Ve bu kaç saat sürdü bilemiyordum. Hava soğuktu üşümüştüm ama o eve dönmek istemiyordum, duvarlar üzerime geliyoruş gibi hissettiriyordu. Karşı bankta bir hareketlilik sezerek bakışlarımı oraya çevirdim. Genç bir çocuk bankın üzerine oturarak bacaklarını aralayıp başını geriye yatırdı, eliyle yüzünü sıvazlamaya başladı.

Tekrar huysuza baktım, yumuşak tüylerini okşarken elimde olmadan gülümsemiştim. Elimi kaşınan yanağıma götürdüğümde, gülümsememden dolayı belirginleşen gamzemi hissettim ah! Gerçekten olmak zorundalar mıydı? Tekrar huysuzu severken başımı kaldırıp ona baktım. Üzerinde gri bir eşofman altı beyaz bir tişört ve siyah bir hırka vardı. Bu havada böyle çıktıysa kesinlikle sıyırmış olmalıydı.

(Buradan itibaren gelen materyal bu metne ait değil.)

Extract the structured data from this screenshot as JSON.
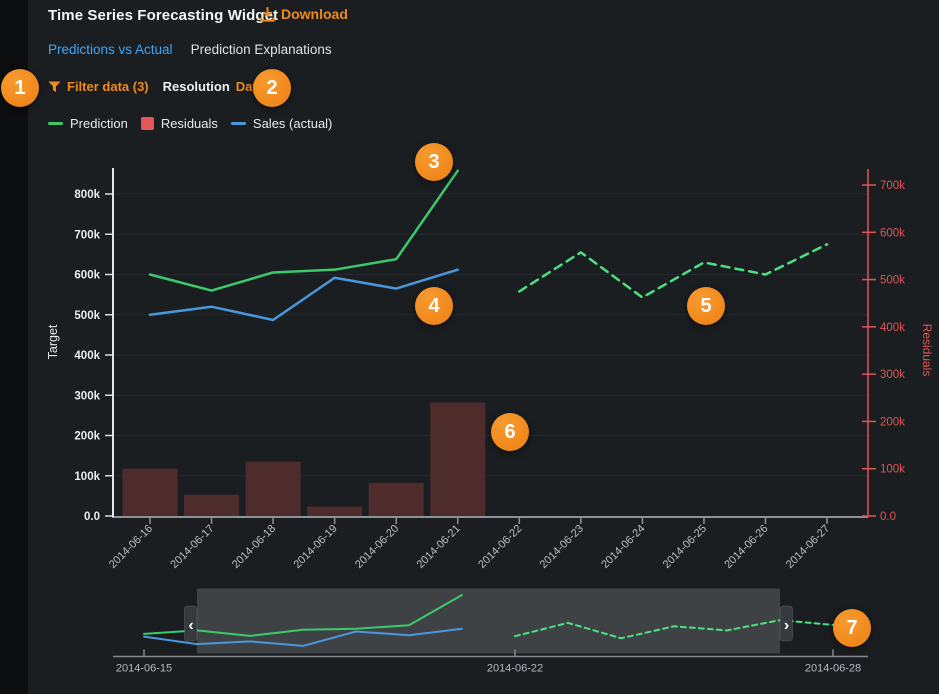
{
  "window": {
    "title": "Time Series Forecasting Widget"
  },
  "header": {
    "download_label": "Download"
  },
  "tabs": {
    "items": [
      {
        "label": "Predictions vs Actual",
        "active": true
      },
      {
        "label": "Prediction Explanations",
        "active": false
      }
    ]
  },
  "toolbar": {
    "filter_label": "Filter data (3)",
    "resolution_label": "Resolution",
    "resolution_value": "Day"
  },
  "legend": {
    "items": [
      {
        "label": "Prediction",
        "marker": "line",
        "color": "#3cc96c"
      },
      {
        "label": "Residuals",
        "marker": "square",
        "color": "#e25757"
      },
      {
        "label": "Sales (actual)",
        "marker": "line",
        "color": "#4b97dd"
      }
    ]
  },
  "icons": {
    "download": "tray-arrow-down",
    "filter": "funnel",
    "resolution_dropdown": "chevron-down",
    "nav_left": "chevron-left",
    "nav_right": "chevron-right"
  },
  "annotations": {
    "numbers": [
      "1",
      "2",
      "3",
      "4",
      "5",
      "6",
      "7"
    ]
  },
  "colors": {
    "background": "#1b1e21",
    "accent_orange": "#ef8a1d",
    "tab_active_blue": "#41a4f5",
    "prediction_green": "#3cc96c",
    "forecast_green_dashed": "#4ce081",
    "actual_blue": "#4b97dd",
    "residual_bar": "#4e2c2c",
    "right_axis_red": "#e15454"
  },
  "chart_data": [
    {
      "id": "main-forecast-chart",
      "type": "combo",
      "x_tick_labels": [
        "2014-06-16",
        "2014-06-17",
        "2014-06-18",
        "2014-06-19",
        "2014-06-20",
        "2014-06-21",
        "2014-06-22",
        "2014-06-23",
        "2014-06-24",
        "2014-06-25",
        "2014-06-26",
        "2014-06-27"
      ],
      "left_axis": {
        "title": "Target",
        "min": 0,
        "max": 800000,
        "tick_labels": [
          "0.0",
          "100k",
          "200k",
          "300k",
          "400k",
          "500k",
          "600k",
          "700k",
          "800k"
        ],
        "color": "#e9ebed"
      },
      "right_axis": {
        "title": "Residuals",
        "min": 0,
        "max": 700000,
        "tick_labels": [
          "0.0",
          "100k",
          "200k",
          "300k",
          "400k",
          "500k",
          "600k",
          "700k"
        ],
        "color": "#e15454"
      },
      "grid": true,
      "legend_position": "top-left",
      "series": [
        {
          "name": "Prediction",
          "type": "line",
          "dash": false,
          "color": "#3cc96c",
          "axis": "left",
          "data": [
            [
              "2014-06-16",
              600000
            ],
            [
              "2014-06-17",
              560000
            ],
            [
              "2014-06-18",
              605000
            ],
            [
              "2014-06-19",
              612000
            ],
            [
              "2014-06-20",
              638000
            ],
            [
              "2014-06-21",
              858000
            ]
          ]
        },
        {
          "name": "Prediction (forecast)",
          "type": "line",
          "dash": true,
          "color": "#4ce081",
          "axis": "left",
          "data": [
            [
              "2014-06-22",
              558000
            ],
            [
              "2014-06-23",
              655000
            ],
            [
              "2014-06-24",
              543000
            ],
            [
              "2014-06-25",
              630000
            ],
            [
              "2014-06-26",
              600000
            ],
            [
              "2014-06-27",
              675000
            ]
          ]
        },
        {
          "name": "Sales (actual)",
          "type": "line",
          "dash": false,
          "color": "#4b97dd",
          "axis": "left",
          "data": [
            [
              "2014-06-16",
              500000
            ],
            [
              "2014-06-17",
              520000
            ],
            [
              "2014-06-18",
              487000
            ],
            [
              "2014-06-19",
              592000
            ],
            [
              "2014-06-20",
              565000
            ],
            [
              "2014-06-21",
              612000
            ]
          ]
        },
        {
          "name": "Residuals",
          "type": "bar",
          "color": "#4e2c2c",
          "axis": "right",
          "data": [
            [
              "2014-06-16",
              100000
            ],
            [
              "2014-06-17",
              45000
            ],
            [
              "2014-06-18",
              115000
            ],
            [
              "2014-06-19",
              20000
            ],
            [
              "2014-06-20",
              70000
            ],
            [
              "2014-06-21",
              240000
            ]
          ]
        }
      ]
    },
    {
      "id": "navigator",
      "type": "line",
      "x_tick_labels": [
        "2014-06-15",
        "2014-06-22",
        "2014-06-28"
      ],
      "selection": {
        "start": "2014-06-16",
        "end": "2014-06-27"
      },
      "series": [
        {
          "name": "Prediction",
          "type": "line",
          "dash": false,
          "color": "#3cc96c",
          "data": [
            [
              "2014-06-15",
              575000
            ],
            [
              "2014-06-16",
              600000
            ],
            [
              "2014-06-17",
              560000
            ],
            [
              "2014-06-18",
              605000
            ],
            [
              "2014-06-19",
              612000
            ],
            [
              "2014-06-20",
              638000
            ],
            [
              "2014-06-21",
              858000
            ]
          ]
        },
        {
          "name": "Sales (actual)",
          "type": "line",
          "dash": false,
          "color": "#4b97dd",
          "data": [
            [
              "2014-06-15",
              555000
            ],
            [
              "2014-06-16",
              500000
            ],
            [
              "2014-06-17",
              520000
            ],
            [
              "2014-06-18",
              487000
            ],
            [
              "2014-06-19",
              592000
            ],
            [
              "2014-06-20",
              565000
            ],
            [
              "2014-06-21",
              612000
            ]
          ]
        },
        {
          "name": "Prediction (forecast)",
          "type": "line",
          "dash": true,
          "color": "#4ce081",
          "data": [
            [
              "2014-06-22",
              558000
            ],
            [
              "2014-06-23",
              655000
            ],
            [
              "2014-06-24",
              543000
            ],
            [
              "2014-06-25",
              630000
            ],
            [
              "2014-06-26",
              600000
            ],
            [
              "2014-06-27",
              675000
            ],
            [
              "2014-06-28",
              640000
            ]
          ]
        }
      ]
    }
  ]
}
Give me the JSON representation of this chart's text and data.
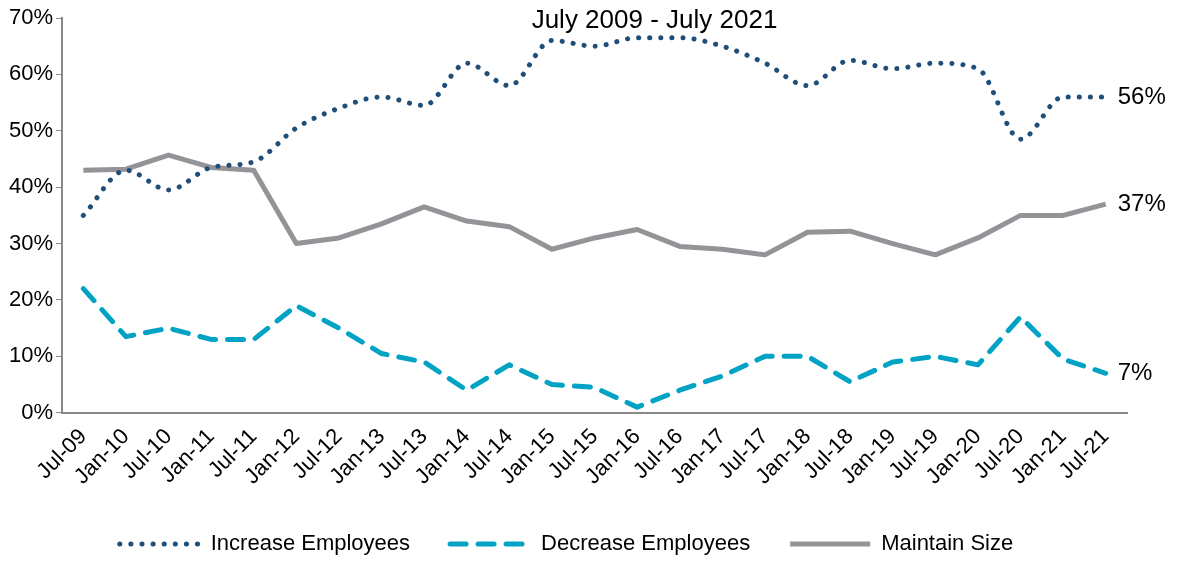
{
  "chart_data": {
    "type": "line",
    "title": "July 2009 - July 2021",
    "categories": [
      "Jul-09",
      "Jan-10",
      "Jul-10",
      "Jan-11",
      "Jul-11",
      "Jan-12",
      "Jul-12",
      "Jan-13",
      "Jul-13",
      "Jan-14",
      "Jul-14",
      "Jan-15",
      "Jul-15",
      "Jan-16",
      "Jul-16",
      "Jan-17",
      "Jul-17",
      "Jan-18",
      "Jul-18",
      "Jan-19",
      "Jul-19",
      "Jan-20",
      "Jul-20",
      "Jan-21",
      "Jul-21"
    ],
    "series": [
      {
        "name": "Increase Employees",
        "color": "#1f4e79",
        "line_style": "dotted",
        "values": [
          35,
          43,
          39.5,
          43.5,
          44.5,
          50.5,
          54,
          56,
          54.5,
          62,
          58,
          66,
          65,
          66.5,
          66.5,
          65,
          62,
          58,
          62.5,
          61,
          62,
          61,
          48.5,
          56,
          56
        ],
        "value_labels": [
          null,
          null,
          null,
          null,
          null,
          null,
          null,
          null,
          null,
          null,
          null,
          null,
          null,
          null,
          null,
          null,
          null,
          null,
          null,
          null,
          null,
          null,
          null,
          null,
          "56%"
        ]
      },
      {
        "name": "Decrease Employees",
        "color": "#00a3c4",
        "line_style": "dashed",
        "values": [
          22,
          13.5,
          15,
          13,
          13,
          19,
          15,
          10.5,
          9,
          4,
          8.5,
          5,
          4.5,
          1,
          4,
          6.5,
          10,
          10,
          5.5,
          9,
          10,
          8.5,
          17,
          9.5,
          7
        ],
        "value_labels": [
          null,
          null,
          null,
          null,
          null,
          null,
          null,
          null,
          null,
          null,
          null,
          null,
          null,
          null,
          null,
          null,
          null,
          null,
          null,
          null,
          null,
          null,
          null,
          null,
          "7%"
        ]
      },
      {
        "name": "Maintain Size",
        "color": "#939398",
        "line_style": "solid",
        "values": [
          43,
          43.2,
          45.7,
          43.5,
          43,
          30,
          31,
          33.5,
          36.5,
          34,
          33,
          29,
          31,
          32.5,
          29.5,
          29,
          28,
          32,
          32.2,
          30,
          28,
          31,
          35,
          35,
          37
        ],
        "value_labels": [
          null,
          null,
          null,
          null,
          null,
          null,
          null,
          null,
          null,
          null,
          null,
          null,
          null,
          null,
          null,
          null,
          null,
          null,
          null,
          null,
          null,
          null,
          null,
          null,
          "37%"
        ]
      }
    ],
    "ylim": [
      0,
      70
    ],
    "yticks": [
      {
        "value": 0,
        "label": "0%"
      },
      {
        "value": 10,
        "label": "10%"
      },
      {
        "value": 20,
        "label": "20%"
      },
      {
        "value": 30,
        "label": "30%"
      },
      {
        "value": 40,
        "label": "40%"
      },
      {
        "value": 50,
        "label": "50%"
      },
      {
        "value": 60,
        "label": "60%"
      },
      {
        "value": 70,
        "label": "70%"
      }
    ],
    "grid": false,
    "legend": "bottom",
    "marker": "none"
  }
}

Yaslandığı yerden başını kaldırınca gözlerimiz buluştu. Ah siktir be. Bakışlarımı kaçırarak huysuzla ilgilenmeye başladım, tüylerini okşadığımdan dolayı mayışmıştı. Hey tüy yumağı kalk çabuk başının arkasındaki tüyleri çektiğimde bana hırladı. Uyuşuk. Çaktırmadan karşıdaki çocuğa baktım, ve onu bana bakarken yakaladım. Gözlerimi kaçırmadan yüzüne bakmaya devam ettim.

Esmer-kumral karışımı birşeydi, saçları hafiften sarıya kaçıyordu. Saçlarını rampa şeklinde kaldırmıştı. Bakışlarımı ondan alarak huysuza yönlendirdim. Sıkıldım ama! O sırada karşı bankta bir hareketlilik sezdim ama bakmaya cesaret edemezdim. Huysuzu rahat bırakmayarak yattığı yerden kaldırdım yanımda bir silüet hissedince başımı kaldırdım. Rampa saç yanıma oturdu. Gel sende gel, bir sen eksiktin zaten.

Huysuzla ilgilenmeye devam ederken gözlerinin odağında olduğumu anlamam uzun sürmedi, çok geçmeden sesini duydum.

"Bu köpek mi?" Diye sorunca kaşlarım benden izinsiz çatıldı. Huysuzu havaya kaldırıp inceledim.